When menswear designer Bethany Williams heard that she was to be honoured with the Queen Elizabeth II Award for British Design, a sense of panic must have ensued.

She had just two weeks to organise her first show at London Fashion Week — a showcase that would be attended by everyone from Vogue’s editor-in-chief Edward Enninful to the Duchess of Cornwall. “I burst out crying when they told me,” says the 28-year-old. “It was so amazing.”

Williams pulled it off with aplomb. But this was no ordinary fashion show. Taking to the catwalk on the final day of the capital’s five-day showcase, her show stood alongside productions from big- budget brands including Burberry and Christopher Kane with a collection devised to honour Adelaide House, a women’s shelter for former offenders in Liverpool.

Along with model of the moment Adwoa Aboah, Williams cast a series of homeless individuals (each of whom was paid industry rates) to model her vision before promising to donate 20 per cent of the profits made from the collection to the shelter.

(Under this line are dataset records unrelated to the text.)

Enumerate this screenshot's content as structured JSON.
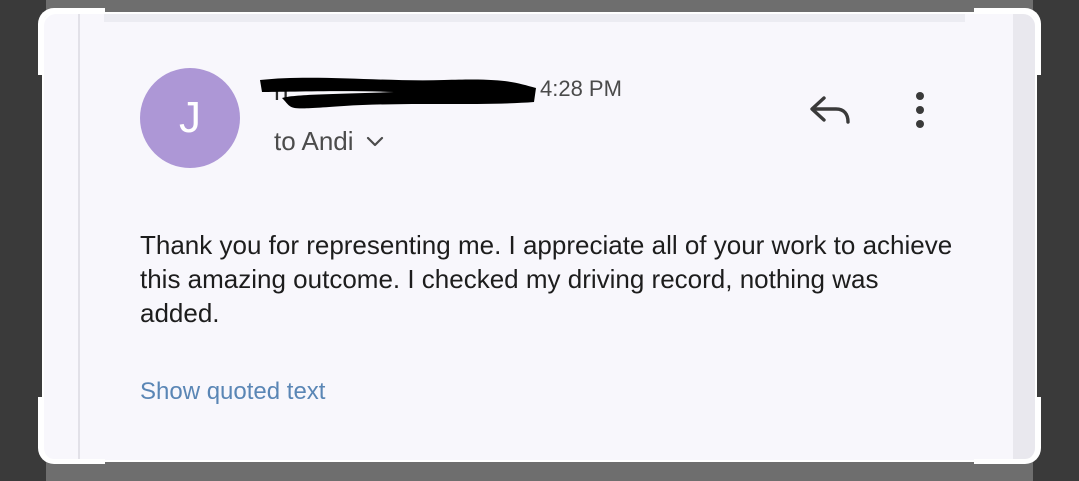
{
  "email": {
    "avatar_initial": "J",
    "sender_name": "n",
    "time": "4:28 PM",
    "recipient": "to Andi",
    "body": "Thank you for representing me. I appreciate all of your work to achieve this amazing outcome. I checked my driving record, nothing was added.",
    "show_quoted_label": "Show quoted text"
  },
  "icons": {
    "reply": "reply-icon",
    "more": "more-vert-icon",
    "expand": "chevron-down-icon"
  },
  "colors": {
    "avatar_bg": "#ad97d6",
    "card_bg": "#f8f7fc",
    "link": "#5a86b5",
    "redaction": "#000000"
  }
}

Her approach, which had already caught the eyes of Buckingham Palace, which bestows the Queen Elizabeth II award to designers who recognise “the role the fashion industry plays in society and diplomacy”, has ensured the socially conscious designer’s status as one of British fashion’s most exciting new additions.

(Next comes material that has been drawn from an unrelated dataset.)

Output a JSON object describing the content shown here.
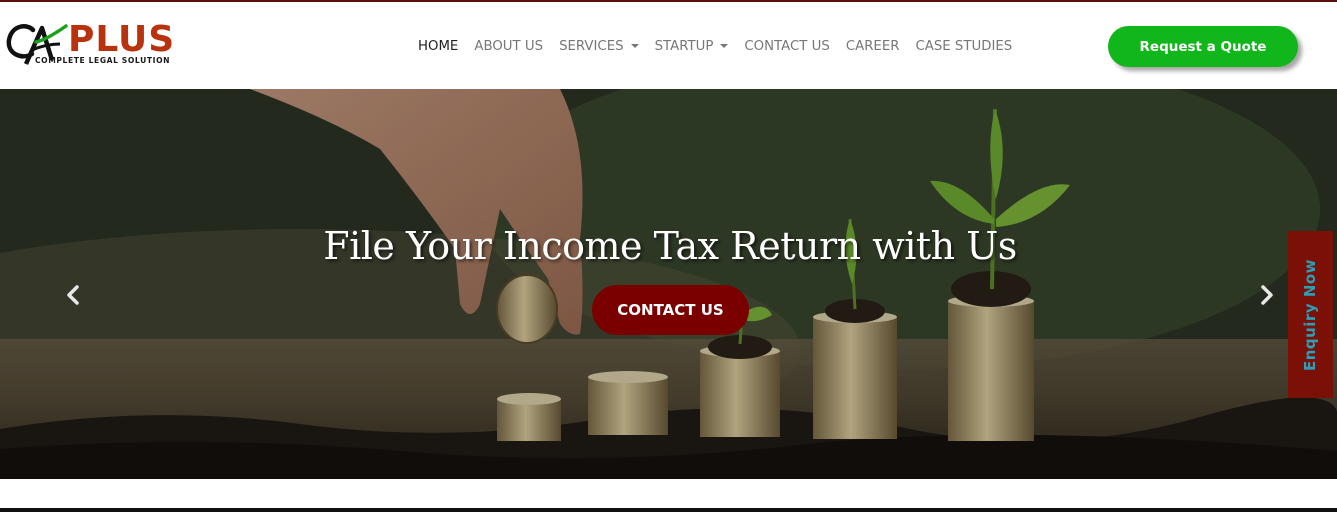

Addressing Williams, and a room of industry insiders, the Duchess of Cornwall praised the designer for bringing “ideas and people together, putting change for the good at the heart of her business”.

When we meet four weeks later it’s clear that Williams — who follows in the footsteps of Richard Quinn, who went from jobbing designer to Amal Clooney’s favourite after receiving the prize in 2018 — hasn’t had her feet on the ground since.

In the weeks since the show she has visited Milan, where she took part in an exhibition of sustainability-focused designers, held in partnership with Italian Vogue, and Paris, where she was shortlisted for the prestigious LVMH prize. She also found the time to relocate her studio from Peckham to Canning Town. “What has just happened?” Williams exclaims over an almond-milk flat white in Dalston. “I just feel so overwhelmed.”

Undoubtedly, it’s been a whirlwind for the sustainability aficionado, whose processes have caught the eyes of Anna Wintour, Naomi Campbell and Louis Vuitton’s Nicolas Ghesquière.

A fine art graduate of the University of Brighton and alumna of the London College of Fashion, where she completed a masters degree in menswear, Williams set up her own label in 2017 with the aim of creating the unlikely phenomenon of a fashion label that gives back.

Since then she has been quietly making a name for herself with a label that has charity at its core. “I didn’t want to go into fashion, but I always loved textiles and I could never work in an office,” she explains of her unorthodox approach. “You have to be a part of the problem to be a part of the solution.”

Her label, which has been picked up by a host of discerning stockists including Farfetch, Odd92 in New York and Galeries Lafayette in Paris, is the most socially conscious of its generation.

A host of meaningful collaborations with suppliers, which include the female inmates at HM Prison Downview in Sutton — who create the jersey for her collections — and recovering addicts in the San Patrignano commune in Italy, position it in a field all of its own. Williams regularly donates a proportion of profits to charities and organisations including homeless shelters and food banks.

Despite spells drinking the Kool-Aid of London style magazines, it was while volunteering at a homeless shelter and soup kitchen in Brighton that Williams decided to start her project. She was struck by the disparity in circumstances. “There is a lot of waste in fashion,” she says. “When I started, the budgets you get for shoots — compared to that at the homeless shelter — seemed like worlds apart. I wanted to be able to connect them in some way.”

Her motivation is to address how an ethical label might look in 2019. “When people think about this side of fashion, they think still think of hemp,” she says.

Her clothes are very much a luxury product. They are expensive (prices start at £210 for organic screen-printed T-shirts and go up to £3,500 for recycled hand-woven jackets). “I need to support the communities I work with through my work, so it’s important that people buy it,” she says. Far from the business of fast fashion, Williams is a purveyor of slow appreciation that benefits “people and the planet”.

The aesthetics matter too. Embracing the demand for clothes that are non-gender specific, she is passionate about silhouette.

“The textiles inform the shape of the garment,” she says, noting that the theme of her collections often come from the charity she has chosen to support. “The next stage of my design process is about keeping my authenticity and working out how to grow sustainability. I want to do it in an authentic way.”